The clinicopathological features of the patient cohort were compared with the tissue expression for each protein separately, as well as in combination. Overall, there was no significant correlation between age or gender and expression for any of the three proteins (Table S4). For MMP9 and MUC4, but not EGFR, there was a significant association between high expression and presence of wild type IDH gene (p = 0.02 and p = 0.004 respectively, and p = 0.03 for MUC4/MMP9 combined, Fig. S3A). This observation is expected since IDH wild type, a marker predictive of worse survival in glioma, is more prevalent in GBM than in low-grade gliomas (90% vs 10%), when following the 2016 WHO classification30. Of note, the overall survival of IDH-WT patients in our cohort was worse than the one of IDH-m patients and, as expected, the difference was highly significant using the Kaplan–Meier method (p < 0.0001, Log-rank test, Fig.S3B). This result further confirms that MUC4 and MMP9 protein levels are positively associated with GBM among glioma samples.
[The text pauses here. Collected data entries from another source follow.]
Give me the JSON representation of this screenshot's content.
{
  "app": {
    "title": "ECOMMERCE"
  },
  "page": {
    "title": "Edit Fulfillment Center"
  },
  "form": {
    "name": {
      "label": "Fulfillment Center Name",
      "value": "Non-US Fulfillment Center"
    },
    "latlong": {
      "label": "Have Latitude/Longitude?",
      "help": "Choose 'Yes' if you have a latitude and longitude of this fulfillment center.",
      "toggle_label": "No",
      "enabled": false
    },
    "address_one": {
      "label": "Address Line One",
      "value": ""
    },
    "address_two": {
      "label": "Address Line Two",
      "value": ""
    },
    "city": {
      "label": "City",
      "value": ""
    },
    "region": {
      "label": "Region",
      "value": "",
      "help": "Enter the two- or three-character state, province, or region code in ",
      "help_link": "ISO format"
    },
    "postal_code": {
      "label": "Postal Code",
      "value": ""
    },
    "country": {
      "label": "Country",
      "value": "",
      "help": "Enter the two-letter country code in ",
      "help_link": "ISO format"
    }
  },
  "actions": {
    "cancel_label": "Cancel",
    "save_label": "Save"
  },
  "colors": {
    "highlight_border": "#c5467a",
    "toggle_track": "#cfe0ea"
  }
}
The clinical outcome was compared between patients with a low level of tissue expression and patients with a high level of tissue expression, using Kaplan–Meier survival analysis. The three IHC-scores were categorized into two groups: High and Low expression, and the clinical outcome (overall survival (OS)) were compared for each protein. The EGFR-high group comprised score-2 and the MMP9-high and MUC4-high groups comprised score-1 and score-2. This decision was made to compare groups of similar size. When investigated alone, MMP9-High and MUC4-High expression groups tended to indicate worse prognosis than MMP9-Low and MUC4-Low groups, respectively, although the difference was not significant (p = 0.105 for MMP9; p = 0.136 for MUC4) (Fig. 5A,B). Moreover, no difference was observed for EGFR between the two groups (Fig. S4).

Figure 5
figure 5

Survival analyses in glioma patients. Comparison of overall survival (OS) (A) between two MMP9 tissue expression groups (low and high) in glioma patients. High expression of MMP9 predicts worse outcome than low expression, but the difference is not significant; (B) between two MUC4 tissue expression groups (low and high) in glioma patients. High expression of MUC4 predicts worse outcome than low expression, but the difference is not significant. (C) MUC4-MMP9 combined high expression significantly predicts worse survival in glioma patients as assessed by the log-rank test for trend (p = 0.018). MUC4-L/MMP9-L patients have better survival than MUC4-H/MMP9-H patients as assessed by log-rank test (Mantel Cox, p = 0.023). (D) MUC4/MMP9/EGFR expression significantly predicts worse survival in glioma patients. Triple low patients (with low expression for the three markers) have better survival than double high patients (with high expression of two out of the three markers) as assessed by log-rank test (Mantel Cox, p = 0.004).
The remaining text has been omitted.